The hypnotic zolpidem increases the synchrony of BOLD signal fluctuations in widespread brain networks during a resting paradigm.

Networks of brain regions having synchronized fluctuations of the blood oxygen level-dependent functional magnetic resonance imaging (BOLD fMRI) time-series at rest, or "resting state networks" (RSNs), are emerging as a basis for understanding intrinsic brain activity. RSNs are topographically consistent with activity-related networks subserving sensory, motor, and cognitive processes, and studying their spontaneous fluctuations following acute drug challenge may provide a way to understand better the neuroanatomical substrates of drug action. The present within-subject double-blind study used BOLD fMRI at 3T to investigate the functional networks influenced by the non-benzodiazepine hypnotic zolpidem (Ambien). Zolpidem is a positive modulator of γ-aminobutyric acid(A) (GABA(A)) receptors, and engenders sedative effects that may be explained in part by how it modulates intrinsic brain activity. Healthy participants (n=12) underwent fMRI scanning 45 min after acute oral administration of zolpidem (0, 5, 10, or 20mg), and changes in BOLD signal were measured while participants gazed at a static fixation point (i.e., at rest).
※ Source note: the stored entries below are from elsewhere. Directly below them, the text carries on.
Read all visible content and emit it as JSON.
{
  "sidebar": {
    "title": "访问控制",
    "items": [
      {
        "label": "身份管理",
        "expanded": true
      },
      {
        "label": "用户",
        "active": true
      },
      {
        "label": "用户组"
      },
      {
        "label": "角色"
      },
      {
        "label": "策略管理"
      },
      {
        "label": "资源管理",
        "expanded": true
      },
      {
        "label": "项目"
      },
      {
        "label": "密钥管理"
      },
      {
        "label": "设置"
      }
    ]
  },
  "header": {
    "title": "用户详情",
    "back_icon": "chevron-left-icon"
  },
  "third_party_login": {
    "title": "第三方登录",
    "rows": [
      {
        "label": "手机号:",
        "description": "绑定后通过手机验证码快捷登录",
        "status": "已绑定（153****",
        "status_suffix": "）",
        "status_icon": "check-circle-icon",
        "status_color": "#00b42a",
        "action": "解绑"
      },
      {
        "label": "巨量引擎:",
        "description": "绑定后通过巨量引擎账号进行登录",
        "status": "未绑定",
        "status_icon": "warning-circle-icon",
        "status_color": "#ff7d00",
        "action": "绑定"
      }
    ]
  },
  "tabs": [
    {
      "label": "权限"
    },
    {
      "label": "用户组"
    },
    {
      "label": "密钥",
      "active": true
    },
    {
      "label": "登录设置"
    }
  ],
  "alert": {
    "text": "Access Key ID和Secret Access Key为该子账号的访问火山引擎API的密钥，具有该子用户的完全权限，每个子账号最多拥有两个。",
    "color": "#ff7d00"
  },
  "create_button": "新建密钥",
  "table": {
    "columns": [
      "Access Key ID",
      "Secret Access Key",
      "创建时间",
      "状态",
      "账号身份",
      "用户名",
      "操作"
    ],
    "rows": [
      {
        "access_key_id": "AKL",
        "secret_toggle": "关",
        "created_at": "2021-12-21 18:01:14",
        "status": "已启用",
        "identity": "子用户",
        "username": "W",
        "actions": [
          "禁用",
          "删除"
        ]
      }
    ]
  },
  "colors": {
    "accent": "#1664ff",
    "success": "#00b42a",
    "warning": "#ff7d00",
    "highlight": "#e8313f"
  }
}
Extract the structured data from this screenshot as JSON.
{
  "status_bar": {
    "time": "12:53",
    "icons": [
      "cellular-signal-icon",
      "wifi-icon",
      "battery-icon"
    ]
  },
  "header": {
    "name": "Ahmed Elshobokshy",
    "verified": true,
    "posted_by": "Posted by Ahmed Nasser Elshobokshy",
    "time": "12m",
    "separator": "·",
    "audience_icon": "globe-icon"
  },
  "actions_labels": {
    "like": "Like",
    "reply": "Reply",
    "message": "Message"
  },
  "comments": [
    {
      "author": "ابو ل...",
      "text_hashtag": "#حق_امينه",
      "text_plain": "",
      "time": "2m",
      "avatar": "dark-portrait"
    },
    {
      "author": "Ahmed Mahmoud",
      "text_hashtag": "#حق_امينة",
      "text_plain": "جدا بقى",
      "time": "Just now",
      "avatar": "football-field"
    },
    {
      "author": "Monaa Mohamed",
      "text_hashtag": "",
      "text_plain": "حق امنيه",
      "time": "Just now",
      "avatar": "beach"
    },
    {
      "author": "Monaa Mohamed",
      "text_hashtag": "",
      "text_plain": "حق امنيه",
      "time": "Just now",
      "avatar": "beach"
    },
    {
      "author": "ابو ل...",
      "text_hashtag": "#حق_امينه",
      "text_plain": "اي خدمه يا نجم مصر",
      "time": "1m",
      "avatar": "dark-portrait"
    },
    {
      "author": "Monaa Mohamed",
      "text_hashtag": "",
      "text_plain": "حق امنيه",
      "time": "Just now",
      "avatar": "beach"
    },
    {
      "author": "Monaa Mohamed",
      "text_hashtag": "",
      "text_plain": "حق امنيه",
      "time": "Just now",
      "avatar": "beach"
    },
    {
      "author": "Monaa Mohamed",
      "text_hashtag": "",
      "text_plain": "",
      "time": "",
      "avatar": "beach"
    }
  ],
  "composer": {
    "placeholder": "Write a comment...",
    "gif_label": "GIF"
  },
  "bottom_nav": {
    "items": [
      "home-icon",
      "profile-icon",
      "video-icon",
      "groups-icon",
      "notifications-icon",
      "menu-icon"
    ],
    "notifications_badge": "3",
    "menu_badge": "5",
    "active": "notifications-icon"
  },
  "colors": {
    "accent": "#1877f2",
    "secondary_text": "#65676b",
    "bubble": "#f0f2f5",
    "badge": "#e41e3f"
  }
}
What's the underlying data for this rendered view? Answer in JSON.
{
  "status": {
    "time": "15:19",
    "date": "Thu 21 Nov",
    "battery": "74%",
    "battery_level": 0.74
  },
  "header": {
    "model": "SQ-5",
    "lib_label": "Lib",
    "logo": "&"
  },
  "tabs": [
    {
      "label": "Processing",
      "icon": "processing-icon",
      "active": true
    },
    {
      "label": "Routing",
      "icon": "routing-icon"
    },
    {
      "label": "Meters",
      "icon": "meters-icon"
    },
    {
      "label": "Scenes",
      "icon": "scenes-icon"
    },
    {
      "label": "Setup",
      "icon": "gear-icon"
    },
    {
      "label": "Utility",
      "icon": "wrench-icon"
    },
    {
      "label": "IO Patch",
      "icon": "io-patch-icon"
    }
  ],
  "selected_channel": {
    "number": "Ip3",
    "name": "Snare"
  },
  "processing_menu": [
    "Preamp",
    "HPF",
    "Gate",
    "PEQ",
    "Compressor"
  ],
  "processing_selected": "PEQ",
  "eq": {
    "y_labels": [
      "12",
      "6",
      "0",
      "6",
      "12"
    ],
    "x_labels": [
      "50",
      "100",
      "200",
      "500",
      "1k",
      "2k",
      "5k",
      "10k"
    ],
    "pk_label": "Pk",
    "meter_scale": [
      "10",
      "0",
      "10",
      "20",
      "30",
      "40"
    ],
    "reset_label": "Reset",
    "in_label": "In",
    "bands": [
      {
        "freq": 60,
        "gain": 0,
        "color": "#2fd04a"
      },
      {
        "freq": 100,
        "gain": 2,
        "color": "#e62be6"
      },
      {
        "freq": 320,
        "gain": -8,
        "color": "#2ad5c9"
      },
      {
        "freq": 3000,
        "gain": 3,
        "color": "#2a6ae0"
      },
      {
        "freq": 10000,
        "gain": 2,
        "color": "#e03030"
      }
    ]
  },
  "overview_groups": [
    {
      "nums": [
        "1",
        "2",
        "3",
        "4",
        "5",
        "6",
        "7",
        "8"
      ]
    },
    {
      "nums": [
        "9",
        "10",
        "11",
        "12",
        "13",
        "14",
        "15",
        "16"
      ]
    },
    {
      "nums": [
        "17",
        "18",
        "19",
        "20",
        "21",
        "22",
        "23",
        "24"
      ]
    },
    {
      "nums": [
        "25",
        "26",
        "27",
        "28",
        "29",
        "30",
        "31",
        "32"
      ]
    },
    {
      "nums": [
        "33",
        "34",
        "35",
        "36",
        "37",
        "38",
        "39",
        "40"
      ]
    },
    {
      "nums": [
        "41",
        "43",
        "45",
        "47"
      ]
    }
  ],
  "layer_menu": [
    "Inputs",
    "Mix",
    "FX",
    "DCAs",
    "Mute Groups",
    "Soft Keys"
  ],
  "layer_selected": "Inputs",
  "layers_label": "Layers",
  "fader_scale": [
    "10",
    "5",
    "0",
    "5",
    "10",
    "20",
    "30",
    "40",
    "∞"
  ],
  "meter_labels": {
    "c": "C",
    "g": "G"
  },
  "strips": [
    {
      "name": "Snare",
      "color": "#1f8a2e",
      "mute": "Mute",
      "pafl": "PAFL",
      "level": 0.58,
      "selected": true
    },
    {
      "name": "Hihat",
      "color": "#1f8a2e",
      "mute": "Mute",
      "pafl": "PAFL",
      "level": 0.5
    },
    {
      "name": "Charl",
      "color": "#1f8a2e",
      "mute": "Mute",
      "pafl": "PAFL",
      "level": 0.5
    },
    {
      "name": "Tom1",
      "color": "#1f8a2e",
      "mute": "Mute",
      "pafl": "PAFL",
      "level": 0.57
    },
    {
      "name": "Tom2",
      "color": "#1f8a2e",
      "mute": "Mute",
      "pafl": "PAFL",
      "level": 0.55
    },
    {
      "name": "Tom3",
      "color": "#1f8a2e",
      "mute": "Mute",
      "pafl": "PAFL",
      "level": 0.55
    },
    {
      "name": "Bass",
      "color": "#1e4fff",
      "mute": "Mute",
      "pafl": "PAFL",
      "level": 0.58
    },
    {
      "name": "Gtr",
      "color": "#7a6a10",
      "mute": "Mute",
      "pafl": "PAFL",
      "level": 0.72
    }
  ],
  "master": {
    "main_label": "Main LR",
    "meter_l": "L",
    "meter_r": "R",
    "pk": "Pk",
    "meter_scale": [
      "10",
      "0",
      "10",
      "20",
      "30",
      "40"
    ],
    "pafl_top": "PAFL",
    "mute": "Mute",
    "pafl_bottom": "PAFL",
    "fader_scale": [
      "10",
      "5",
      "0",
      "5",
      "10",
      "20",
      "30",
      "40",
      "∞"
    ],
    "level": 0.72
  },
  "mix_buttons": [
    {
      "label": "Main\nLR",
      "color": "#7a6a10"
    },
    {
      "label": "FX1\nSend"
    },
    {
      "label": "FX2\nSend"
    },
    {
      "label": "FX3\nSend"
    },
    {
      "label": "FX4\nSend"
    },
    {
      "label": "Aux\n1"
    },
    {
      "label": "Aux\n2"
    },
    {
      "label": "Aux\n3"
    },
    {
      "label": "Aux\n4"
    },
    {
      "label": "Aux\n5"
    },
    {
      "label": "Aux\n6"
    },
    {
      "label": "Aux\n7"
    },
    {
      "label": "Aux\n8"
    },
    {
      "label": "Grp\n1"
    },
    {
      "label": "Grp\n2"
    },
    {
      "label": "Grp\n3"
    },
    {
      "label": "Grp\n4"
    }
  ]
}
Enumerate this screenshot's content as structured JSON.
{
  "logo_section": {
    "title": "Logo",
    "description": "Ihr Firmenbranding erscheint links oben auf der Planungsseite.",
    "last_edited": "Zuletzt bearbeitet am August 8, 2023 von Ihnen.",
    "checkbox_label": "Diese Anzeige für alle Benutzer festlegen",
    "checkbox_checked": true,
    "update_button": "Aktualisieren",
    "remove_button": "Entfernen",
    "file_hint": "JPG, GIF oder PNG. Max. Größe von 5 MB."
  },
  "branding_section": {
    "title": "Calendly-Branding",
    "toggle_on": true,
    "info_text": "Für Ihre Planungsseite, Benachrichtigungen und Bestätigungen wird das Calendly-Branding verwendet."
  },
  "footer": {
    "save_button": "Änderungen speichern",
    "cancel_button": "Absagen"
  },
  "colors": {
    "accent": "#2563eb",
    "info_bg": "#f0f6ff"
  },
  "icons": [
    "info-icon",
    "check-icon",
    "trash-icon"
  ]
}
Data were analyzed using group independent component analysis (ICA) with dual regression and results indicated that compared to placebo, the highest dose of zolpidem increased functional connectivity within a number of sensory, motor, and limbic networks. These results are consistent with previous studies showing an increase in functional connectivity at rest following administration of the positive GABA(A) receptor modulators midazolam and alcohol, and suggest that investigating how zolpidem modulates intrinsic brain activity may have implications for understanding the etiology of its powerful sedative effects.